Podemos falar certo?

Na semana passada, um aluno do Ensino Médio abordou-me e, meio desajeitado (característica própria do jovem aos 16 anos) disse-me: “Professora, tipo assim, essa aí do MEC de aceitar tudo do jeito que fala é paia, né?” Ele falou com indignação e creio que me procurou na tentativa de angariar um aliado para uma “luta ideológica”. Outro rapaz que o acompanhava também acrescentou, mas este o fez cheio de solenidade: “Professora, o livro didático é nosso referencial. Como conviver, até nos livros, com a linguagem popular se nos concursos e vestibulares teremos de mostrar domínio da norma culta? Incoerente, né?”

O que o primeiro jovem disse com a expressão “paia” consiste num vocábulo para expressar algo ridículo, estranho, bizarro. Essa é a avaliação, feita por ele, sobre a distribuição de livros didáticos que admitem “os peixe”. O interessante é que, por mais que os jovens não utilizem a modalidade padrão da língua em suas atividades comunicativas diárias, ele a aprecia, ele a vê de forma positiva e, em alguns casos, nota-a inatingível. Esse mesmo jovem, com seu jeito desengonçado, fazendo o estilo de que pouco se importa com a linguagem, é um dos militantes contra o Ministério da Educação. Se fizesse uma análise somente na perspectiva da linguística, diria, com referência a Marcos Bagno (Linguísta, Doutor, professor da UNB), que a fala desse jovem faz parte do discurso de senso comum, impregnado de concepções arcaicas sobre linguagem e preconceitos arraigados socialmente, mas há controvérsias, pois o país todo deve se empenhar para que a modalidade padrão seja acessível a todos.
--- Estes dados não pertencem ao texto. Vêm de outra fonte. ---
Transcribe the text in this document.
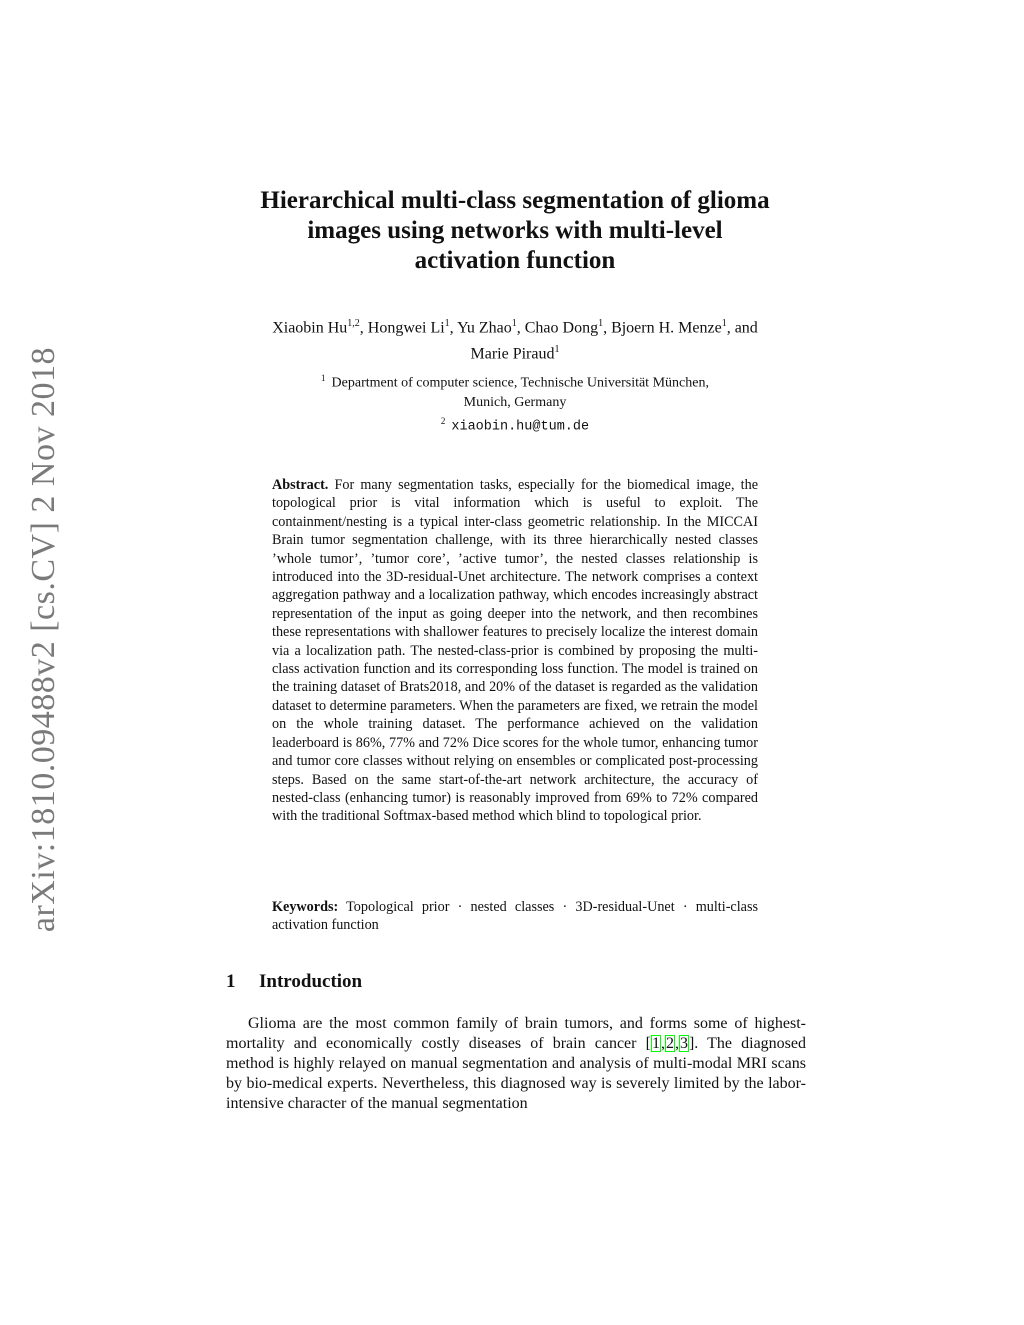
arXiv:1810.09488v2 [cs.CV] 2 Nov 2018
Hierarchical multi-class segmentation of glioma
images using networks with multi-level
activation function
Xiaobin Hu$^{1,2}$, Hongwei Li$^1$, Yu Zhao$^1$, Chao Dong$^1$, Bjoern H. Menze$^1$, and
Marie Piraud$^1$
$^1$ Department of computer science, Technische Universität München,
Munich, Germany
$^2$ xiaobin.hu@tum.de
Abstract. For many segmentation tasks, especially for the biomedical image, the topological prior is vital information which is useful to exploit. The containment/nesting is a typical inter-class geometric relationship. In the MICCAI Brain tumor segmentation challenge, with its three hierarchically nested classes ’whole tumor’, ’tumor core’, ’active tumor’, the nested classes relationship is introduced into the 3D-residual-Unet architecture. The network comprises a context aggregation pathway and a localization pathway, which encodes increasingly abstract representation of the input as going deeper into the network, and then recombines these representations with shallower features to precisely localize the interest domain via a localization path. The nested-class-prior is combined by proposing the multi-class activation function and its corresponding loss function. The model is trained on the training dataset of Brats2018, and 20% of the dataset is regarded as the validation dataset to determine parameters. When the parameters are fixed, we retrain the model on the whole training dataset. The performance achieved on the validation leaderboard is 86%, 77% and 72% Dice scores for the whole tumor, enhancing tumor and tumor core classes without relying on ensembles or complicated post-processing steps. Based on the same start-of-the-art network architecture, the accuracy of nested-class (enhancing tumor) is reasonably improved from 69% to 72% compared with the traditional Softmax-based method which blind to topological prior.
Keywords: Topological prior · nested classes · 3D-residual-Unet · multi-class activation function
1 Introduction
Glioma are the most common family of brain tumors, and forms some of highest-mortality and economically costly diseases of brain cancer [1,2,3]. The diagnosed method is highly relayed on manual segmentation and analysis of multi-modal MRI scans by bio-medical experts. Nevertheless, this diagnosed way is severely limited by the labor-intensive character of the manual segmentation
Gostaria de ressaltar meu apreço às variantes linguísticas e creio que a linguagem popular possui função e beleza, não precisa, porém, ser incentivada, visto que já é amplamente difundida no seio familiar e social, conforme afirma o professor José Fernandes (Crítico, Poeta, Doutor em Letras pela UFRJ), todavia fomentá-la através dos livros didáticos é atestar nossa incapacidade de ensinar e incentivar a linguagem formal. Fato que comprova isso é que temos inúmeros analfabetos funcionais, isto é, crianças que saem do Ensino Fundamental sem condições básicas – fundamentais – para lidar com as novas aquisições cognitivas por vir. O atraso se arrasta, visto que do Ensino Médio também saem jovens incapazes de ler e realizar operações primárias. Por que esse aluno não aprendeu? Por que não ficou retido na série anterior a fim de alcançar êxito? Não defendo a reprovação, apenas suscito que nosso sistema educacional é negligente, omisso e demagógico.

O que nos parece é que, de repente, sentimos necessidade de fazer o caminho inverso: se não conseguimos ensinar a ler e escrever, valorizemos a linguagem popular, logo teremos a falsa sensação de que todos têm acesso à mesma escolaridade, pois “dominarão” a língua no dia-a-dia. Alegoricamente, é como se o país passasse a permitir a entrada de produtos pirateados para garantir que todos tenham acesso a alguns produtos. Não seria mais coerente, rever a carga tributária de produtos, criar empregos, melhorar a distribuição de renda? Seguindo o mesmo raciocínio, não seria mais fácil investir mais em educação? Para Luiz Percival Britto (1997) “O papel da escola deve ser o de garantir ao aluno o acesso à escrita e aos discursos que se organizam a partir dela”.

“A escrita deve ser como se fala” essa defesa a favor do livro de Heloisa Ramos é ignóbil, visto que a escrita, apesar de não se fazer única, possui características diferenciadas da fala. A sua sintaxe se organiza de maneira clara e explícita, pois constitui o fator contexto, que difere do modo como se dá na fala, vez que nesta a sintaxe sofre a interferência do interlocutor e na escrita poderá ocorrer a reorganização das construções sintáticas.

Portanto, não proponho a fomentação do preconceito linguístico, o realce é para que a norma culta chegue a todos os falantes, pois dessa forma, a linguagem popular será uma opção e não a única maneira de se comunicar, tanto na oralidade quanto na escrita.

Assim, aquele estudante, ansioso por alguém que compartilhe de seus pensamentos, terá a certeza de que receberá um ensino convergente com o que lhe será cobrado em concursos e vestibulares, entrevistas de emprego.